A little while ago—I think I was six—I burnt my finger on the woodstove for the first time.
I had a moment to observe myself before I remembered to cry. Didn’t learn much. Later,
A girl fell before me on the playground, and I saw a tearless truth reflected in her eyes
Before the habit caught up, with its matronly strident reminder to suffer.
One night, I fell into bed from the bottommost edge of the sky. There was a second there
Where I cut through the dream like it was the red wax encasing a block of cheese,
And I was nowhere. I was Dead, even—it was like sour cream with a hard taper piercing
Through the palette protecting my brain. Or maybe it was the rusty taste of blood; I must remember
Not to mix my metaphors, but it’s too much fun and easy, too.
I’m beginning to think that Art is just a term for the study of how to die well,
And how to live well; if I’m lucky, perhaps
I’m beginning to understand that the two are the same. Back and forth. These days,
I wonder where Sadness goes to once it dries up, like the cycle of water. That’s the newest
Plastic castle in the think tank. I’m told that these tears could be dinosaur piss.
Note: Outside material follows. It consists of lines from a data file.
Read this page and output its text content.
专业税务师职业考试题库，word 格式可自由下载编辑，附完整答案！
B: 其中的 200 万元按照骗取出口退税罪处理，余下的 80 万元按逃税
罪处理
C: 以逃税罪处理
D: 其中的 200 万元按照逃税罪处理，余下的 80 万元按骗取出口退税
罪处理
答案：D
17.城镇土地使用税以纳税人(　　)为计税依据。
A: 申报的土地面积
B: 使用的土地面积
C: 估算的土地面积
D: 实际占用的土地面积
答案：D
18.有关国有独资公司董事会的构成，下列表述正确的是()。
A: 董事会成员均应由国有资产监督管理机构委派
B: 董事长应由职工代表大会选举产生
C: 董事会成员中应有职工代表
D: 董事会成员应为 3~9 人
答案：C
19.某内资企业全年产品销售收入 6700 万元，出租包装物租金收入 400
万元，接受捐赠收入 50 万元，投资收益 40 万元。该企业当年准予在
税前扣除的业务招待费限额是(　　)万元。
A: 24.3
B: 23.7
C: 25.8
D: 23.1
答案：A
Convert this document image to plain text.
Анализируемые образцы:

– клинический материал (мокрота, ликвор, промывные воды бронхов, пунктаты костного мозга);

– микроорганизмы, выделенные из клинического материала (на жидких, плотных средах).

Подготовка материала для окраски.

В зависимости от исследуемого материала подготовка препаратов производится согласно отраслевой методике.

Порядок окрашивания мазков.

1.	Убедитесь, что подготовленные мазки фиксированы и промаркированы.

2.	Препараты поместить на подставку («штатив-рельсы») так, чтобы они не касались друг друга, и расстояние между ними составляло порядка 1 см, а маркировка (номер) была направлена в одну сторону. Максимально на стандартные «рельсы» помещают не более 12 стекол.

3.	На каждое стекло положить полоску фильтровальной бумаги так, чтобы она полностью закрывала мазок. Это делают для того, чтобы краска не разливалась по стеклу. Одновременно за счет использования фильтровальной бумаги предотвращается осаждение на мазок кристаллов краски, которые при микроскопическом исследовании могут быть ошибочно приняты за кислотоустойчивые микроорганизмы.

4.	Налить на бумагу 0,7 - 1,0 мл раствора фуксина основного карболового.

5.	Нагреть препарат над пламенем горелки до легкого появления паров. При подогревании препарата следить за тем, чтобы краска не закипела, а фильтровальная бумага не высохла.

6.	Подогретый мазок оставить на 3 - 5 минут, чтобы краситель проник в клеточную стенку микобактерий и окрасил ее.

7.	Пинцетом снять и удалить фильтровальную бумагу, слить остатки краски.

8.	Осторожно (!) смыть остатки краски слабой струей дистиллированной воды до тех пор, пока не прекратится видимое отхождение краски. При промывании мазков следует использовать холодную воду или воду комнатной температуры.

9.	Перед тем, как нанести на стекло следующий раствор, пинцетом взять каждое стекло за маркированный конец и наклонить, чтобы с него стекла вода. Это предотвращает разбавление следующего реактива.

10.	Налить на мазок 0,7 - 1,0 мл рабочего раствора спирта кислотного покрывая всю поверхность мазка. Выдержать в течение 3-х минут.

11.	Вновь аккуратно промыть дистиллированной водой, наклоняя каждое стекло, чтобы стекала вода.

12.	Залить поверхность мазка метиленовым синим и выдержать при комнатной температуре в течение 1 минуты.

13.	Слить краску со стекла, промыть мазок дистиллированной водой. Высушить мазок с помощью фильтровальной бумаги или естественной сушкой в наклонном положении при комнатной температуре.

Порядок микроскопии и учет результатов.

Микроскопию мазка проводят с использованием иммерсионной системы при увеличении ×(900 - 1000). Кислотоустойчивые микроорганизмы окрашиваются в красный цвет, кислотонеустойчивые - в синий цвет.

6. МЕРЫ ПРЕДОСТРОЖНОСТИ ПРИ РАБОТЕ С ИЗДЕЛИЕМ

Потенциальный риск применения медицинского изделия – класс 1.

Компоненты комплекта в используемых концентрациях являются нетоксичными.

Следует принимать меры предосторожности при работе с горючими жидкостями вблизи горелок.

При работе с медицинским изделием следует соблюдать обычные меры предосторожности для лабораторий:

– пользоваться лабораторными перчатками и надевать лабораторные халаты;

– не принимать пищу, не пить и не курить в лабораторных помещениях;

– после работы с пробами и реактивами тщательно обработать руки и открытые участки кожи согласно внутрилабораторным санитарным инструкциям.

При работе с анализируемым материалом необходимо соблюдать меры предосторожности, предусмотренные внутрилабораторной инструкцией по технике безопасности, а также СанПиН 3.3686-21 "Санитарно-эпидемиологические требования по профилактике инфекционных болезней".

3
Would that make them worth more? To me they’re already priceless,
To you, a penny’s worth. Einstein would have called that relativity,
But I think love is more quantum in nature, as one particle
Affects another in another space; becomes it, even, singling out
Like a tender index pressing its singed print against a mirror. Even if I’m wrong,
The truth remains past the glaze: a young taste lingering on the edge of a knife, there
For him willing to cut his tongue. Time passes, and my callous grows back.
Next fall I’ll wear it off stacking wood,
And wonder again at the freshness of the pain, before I notice the splinter.